Kinder, die der Krieg übrig gelassen hat,

verwundet, verletzt, gezeichnet:

in der Wüste der Beziehungslosigkeiten, der traurigsten Einsamkeit,

der Wehklagen und lautlosen Schreie.

 

In diese Wüste setzen wir den „Kleinen Stern“ .

In Grosny – für alle Kinder dort.

Der „Kleine Stern“ gab Licht und Wärme, Geborgenheit.

Er war Wegweiser, funkelte immer wieder lustig und aufmüpfig und

wurde ein verlässlicher Freund für viele, viele Kinder in Grosny.

In der Einrichtung des „Kleinen Sterns“ haben Kinder wieder das

Lachen zurückgefunden, ihre Sprache wieder erkannt und verstanden,

den Regenbogen gemalt und das Wort: FRIEDEN neu entdeckt ...

 

bis Ende 1999 zum zweiten Mal Bomben auf die Ruinenstadt fielen,

Menschen wieder und weiter erschossen, ermordet, getötet wurden,

Kinder um ihr kleines Leben rannten, 

sich vor den tödlichen Waffen und ihren Benutzern versteckten,

vor den Todesurteilen und deren Vollstreckern flohen,

in die Nachbarrepublik – nach Inguschetien – in die Flüchtlingscamps,

in die riesengroßen Zeltstädte von 100.000 Flüchtlingen –

in die Sicherheit, in den Schutz der Freunde.

 

 

Das Licht vom „Kleine Stern“ in Grosny wurde von Granaten ausge-

löscht. Die Räume der Gebäude von destruktiven, aggressiven, wahrscheinlich betrunkenen russischen Soldaten, die fast selber noch Kinder sind, zerstört, die Fußböden mit Spitzhacken aufgerissen, Wände, Türen und Fenster wurden eingerissen und an einer Wand

ist heute noch zu lesen: „Go to the hell“ – Geht zur Hölle!

Wer?

Die Kinder?

Die Soldaten?

Grosny selbst ist die Hölle geworden – für alle.

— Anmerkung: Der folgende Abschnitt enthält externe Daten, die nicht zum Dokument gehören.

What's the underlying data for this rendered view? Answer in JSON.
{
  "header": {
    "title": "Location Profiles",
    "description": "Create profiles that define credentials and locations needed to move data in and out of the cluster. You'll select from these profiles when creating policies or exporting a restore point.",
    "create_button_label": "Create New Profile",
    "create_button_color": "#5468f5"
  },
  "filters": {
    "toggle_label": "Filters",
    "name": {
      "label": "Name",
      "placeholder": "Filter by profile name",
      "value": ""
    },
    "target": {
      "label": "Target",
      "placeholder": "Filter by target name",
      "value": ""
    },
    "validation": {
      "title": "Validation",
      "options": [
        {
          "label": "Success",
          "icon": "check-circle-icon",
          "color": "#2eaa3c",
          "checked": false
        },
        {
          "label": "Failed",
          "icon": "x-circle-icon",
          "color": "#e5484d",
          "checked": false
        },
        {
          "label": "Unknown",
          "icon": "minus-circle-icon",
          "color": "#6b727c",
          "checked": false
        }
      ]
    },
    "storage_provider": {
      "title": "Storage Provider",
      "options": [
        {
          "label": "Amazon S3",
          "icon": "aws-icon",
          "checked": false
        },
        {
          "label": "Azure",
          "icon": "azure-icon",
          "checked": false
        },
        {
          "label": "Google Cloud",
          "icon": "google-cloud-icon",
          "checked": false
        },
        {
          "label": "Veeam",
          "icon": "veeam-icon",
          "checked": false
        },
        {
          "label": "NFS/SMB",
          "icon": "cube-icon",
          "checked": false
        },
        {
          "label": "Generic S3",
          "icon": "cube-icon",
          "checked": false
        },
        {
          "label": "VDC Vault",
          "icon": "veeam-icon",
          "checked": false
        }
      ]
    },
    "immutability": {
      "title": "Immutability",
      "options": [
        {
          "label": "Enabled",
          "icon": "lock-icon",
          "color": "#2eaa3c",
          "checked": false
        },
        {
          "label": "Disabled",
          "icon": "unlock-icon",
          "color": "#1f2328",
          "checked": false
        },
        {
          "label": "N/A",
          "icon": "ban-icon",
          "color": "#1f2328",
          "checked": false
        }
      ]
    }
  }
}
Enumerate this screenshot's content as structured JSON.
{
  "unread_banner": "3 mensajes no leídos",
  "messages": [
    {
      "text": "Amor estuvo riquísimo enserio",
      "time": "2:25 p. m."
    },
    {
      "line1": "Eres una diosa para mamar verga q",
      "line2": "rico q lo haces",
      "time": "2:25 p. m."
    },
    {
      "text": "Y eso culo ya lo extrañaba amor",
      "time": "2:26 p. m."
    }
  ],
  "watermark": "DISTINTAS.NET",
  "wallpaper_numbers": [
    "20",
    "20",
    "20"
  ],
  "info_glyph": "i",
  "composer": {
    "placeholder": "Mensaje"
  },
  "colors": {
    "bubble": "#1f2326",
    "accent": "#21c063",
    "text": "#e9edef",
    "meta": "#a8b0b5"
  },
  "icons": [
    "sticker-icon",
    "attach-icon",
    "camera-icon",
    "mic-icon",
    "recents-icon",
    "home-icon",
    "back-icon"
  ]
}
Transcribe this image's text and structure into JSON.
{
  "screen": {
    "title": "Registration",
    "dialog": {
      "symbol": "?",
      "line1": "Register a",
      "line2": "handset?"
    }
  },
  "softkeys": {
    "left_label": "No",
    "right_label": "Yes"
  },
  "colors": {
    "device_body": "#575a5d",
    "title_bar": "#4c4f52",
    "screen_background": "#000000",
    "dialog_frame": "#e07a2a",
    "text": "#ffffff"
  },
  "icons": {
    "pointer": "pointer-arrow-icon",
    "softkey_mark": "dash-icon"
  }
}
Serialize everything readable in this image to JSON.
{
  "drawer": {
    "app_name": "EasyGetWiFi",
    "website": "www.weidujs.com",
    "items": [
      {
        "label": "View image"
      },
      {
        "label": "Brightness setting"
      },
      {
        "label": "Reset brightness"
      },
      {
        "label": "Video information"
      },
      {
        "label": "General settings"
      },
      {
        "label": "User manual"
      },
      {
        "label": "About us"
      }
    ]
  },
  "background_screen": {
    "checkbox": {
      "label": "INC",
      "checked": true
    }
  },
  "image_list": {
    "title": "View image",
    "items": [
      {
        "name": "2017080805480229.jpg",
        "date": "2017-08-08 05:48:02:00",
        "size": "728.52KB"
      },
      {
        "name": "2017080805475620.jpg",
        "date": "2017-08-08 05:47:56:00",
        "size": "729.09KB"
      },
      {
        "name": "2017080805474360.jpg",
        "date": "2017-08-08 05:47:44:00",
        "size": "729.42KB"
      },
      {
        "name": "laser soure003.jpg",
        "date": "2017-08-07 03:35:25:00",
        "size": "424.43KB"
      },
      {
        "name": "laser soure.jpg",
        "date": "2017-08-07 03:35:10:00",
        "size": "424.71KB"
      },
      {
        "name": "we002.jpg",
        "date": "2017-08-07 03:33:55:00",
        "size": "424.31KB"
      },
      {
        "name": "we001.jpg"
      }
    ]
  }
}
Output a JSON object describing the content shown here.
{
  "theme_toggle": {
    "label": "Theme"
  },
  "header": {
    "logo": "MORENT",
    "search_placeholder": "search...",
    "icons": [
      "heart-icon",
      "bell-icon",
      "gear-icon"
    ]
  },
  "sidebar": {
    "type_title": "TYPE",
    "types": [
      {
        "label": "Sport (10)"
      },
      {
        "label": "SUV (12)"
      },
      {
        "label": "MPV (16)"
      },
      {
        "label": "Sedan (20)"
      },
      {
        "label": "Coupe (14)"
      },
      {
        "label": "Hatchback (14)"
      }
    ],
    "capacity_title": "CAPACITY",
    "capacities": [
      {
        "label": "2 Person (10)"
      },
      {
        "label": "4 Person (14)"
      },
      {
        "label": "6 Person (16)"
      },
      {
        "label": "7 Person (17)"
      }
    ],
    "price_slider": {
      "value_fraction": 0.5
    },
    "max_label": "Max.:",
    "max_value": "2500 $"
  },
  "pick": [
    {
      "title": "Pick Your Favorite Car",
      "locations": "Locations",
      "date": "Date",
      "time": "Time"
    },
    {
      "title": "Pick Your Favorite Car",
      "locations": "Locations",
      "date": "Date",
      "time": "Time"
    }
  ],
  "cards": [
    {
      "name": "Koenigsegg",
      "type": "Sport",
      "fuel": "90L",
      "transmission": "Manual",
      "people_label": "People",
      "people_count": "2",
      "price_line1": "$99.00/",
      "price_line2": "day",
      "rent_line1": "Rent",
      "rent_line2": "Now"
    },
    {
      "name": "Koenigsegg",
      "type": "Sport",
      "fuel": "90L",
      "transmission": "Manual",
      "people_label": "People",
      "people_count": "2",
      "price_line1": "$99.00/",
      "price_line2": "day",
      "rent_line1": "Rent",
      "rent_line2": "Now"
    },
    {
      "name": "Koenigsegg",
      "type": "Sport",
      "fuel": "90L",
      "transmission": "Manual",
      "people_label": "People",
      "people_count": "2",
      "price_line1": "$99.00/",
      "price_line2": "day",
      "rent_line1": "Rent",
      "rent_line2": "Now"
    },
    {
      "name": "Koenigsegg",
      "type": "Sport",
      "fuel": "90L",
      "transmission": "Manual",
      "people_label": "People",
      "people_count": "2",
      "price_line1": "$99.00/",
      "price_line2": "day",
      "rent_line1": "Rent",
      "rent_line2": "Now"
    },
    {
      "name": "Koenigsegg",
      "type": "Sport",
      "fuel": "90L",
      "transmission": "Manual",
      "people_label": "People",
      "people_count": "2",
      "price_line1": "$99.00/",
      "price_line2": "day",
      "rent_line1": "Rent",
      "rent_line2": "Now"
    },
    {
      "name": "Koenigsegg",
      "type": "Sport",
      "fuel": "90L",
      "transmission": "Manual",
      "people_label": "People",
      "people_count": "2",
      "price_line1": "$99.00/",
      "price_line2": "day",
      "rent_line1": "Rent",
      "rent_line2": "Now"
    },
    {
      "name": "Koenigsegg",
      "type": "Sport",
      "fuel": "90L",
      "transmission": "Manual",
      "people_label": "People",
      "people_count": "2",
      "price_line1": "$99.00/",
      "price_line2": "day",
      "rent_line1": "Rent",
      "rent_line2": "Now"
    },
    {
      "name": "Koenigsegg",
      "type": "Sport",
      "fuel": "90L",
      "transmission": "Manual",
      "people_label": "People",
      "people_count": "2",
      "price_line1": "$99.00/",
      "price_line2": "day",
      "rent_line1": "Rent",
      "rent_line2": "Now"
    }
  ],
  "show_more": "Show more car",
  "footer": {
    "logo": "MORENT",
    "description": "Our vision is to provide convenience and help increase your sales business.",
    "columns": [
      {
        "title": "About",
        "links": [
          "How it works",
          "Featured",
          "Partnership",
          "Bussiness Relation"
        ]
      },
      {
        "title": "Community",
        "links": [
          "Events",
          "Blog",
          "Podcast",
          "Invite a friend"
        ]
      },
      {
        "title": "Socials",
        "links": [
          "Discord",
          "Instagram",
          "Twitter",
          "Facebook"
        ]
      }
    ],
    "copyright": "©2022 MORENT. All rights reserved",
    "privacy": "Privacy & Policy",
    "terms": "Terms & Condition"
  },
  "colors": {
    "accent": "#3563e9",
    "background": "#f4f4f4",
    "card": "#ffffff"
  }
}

Auch für die, die zerstören und daran Gefallen finden.

Da, wo unsere Kinder im Freien um das Gebäude gespielt haben, liegen  - versteckt - eine Menge Minen.

Auch in unmittelbarer Nähe von Schulen und Häusern mit kinderreichen Familien sind sie versteckt.

 

Grosny heißt mit Recht: die Schreckliche!

 

In den Flüchtlingslagern bauten wir Kinderzelte auf – Kinderzelte sind

große Zelte für Kinder – „Kleine Stern“- Zelte.

Sie gibt es heute in jedem Flüchtlingslager für alle Kinder.

Sie sind  Mittelpunkt, Treffpunkt für die Flüchtlingskinder der

camps: hier wird gespielt, gemalt, gesungen, getanzt, erzählt und zugehört, gelacht und getröstet ...

hier gibt es die Aufmerksamkeit für Kinder, die sie beim Großwerden brauchen.

Viele „Kleine Sterne“ leuchten in den Flüchtlingslagern in Inguschetien genauso wie in den Ruinenräumen in Tschetschenien.

 

Denn auch in Grosny haben wir wieder „Kleine Sterne“ an über 25 ver-

schiedenen Stellen in der Stadt verteilt: „Kleine Stern-„ points nennen  wir sie.

Es sind liebevoll eingerichtete, kleine provisorisch wiederhergestellte

Räume in Ruinen, die die Kinder eines jeden Stadtteils aufsuchen können. Sie sollen keine weiten Wege haben, denn überall gibt es für Kinder Gefahrenquellen in dieser Stadt, vor allem die tückischen, gefährlichen Minen.

Im „Kleinen Stern“ gibt es Spielzeug, Bastelmaterial, Bücher, ein Akkordeon oder eine Gitarre, Farbstifte und Papier, Bälle und Kuscheltiere ...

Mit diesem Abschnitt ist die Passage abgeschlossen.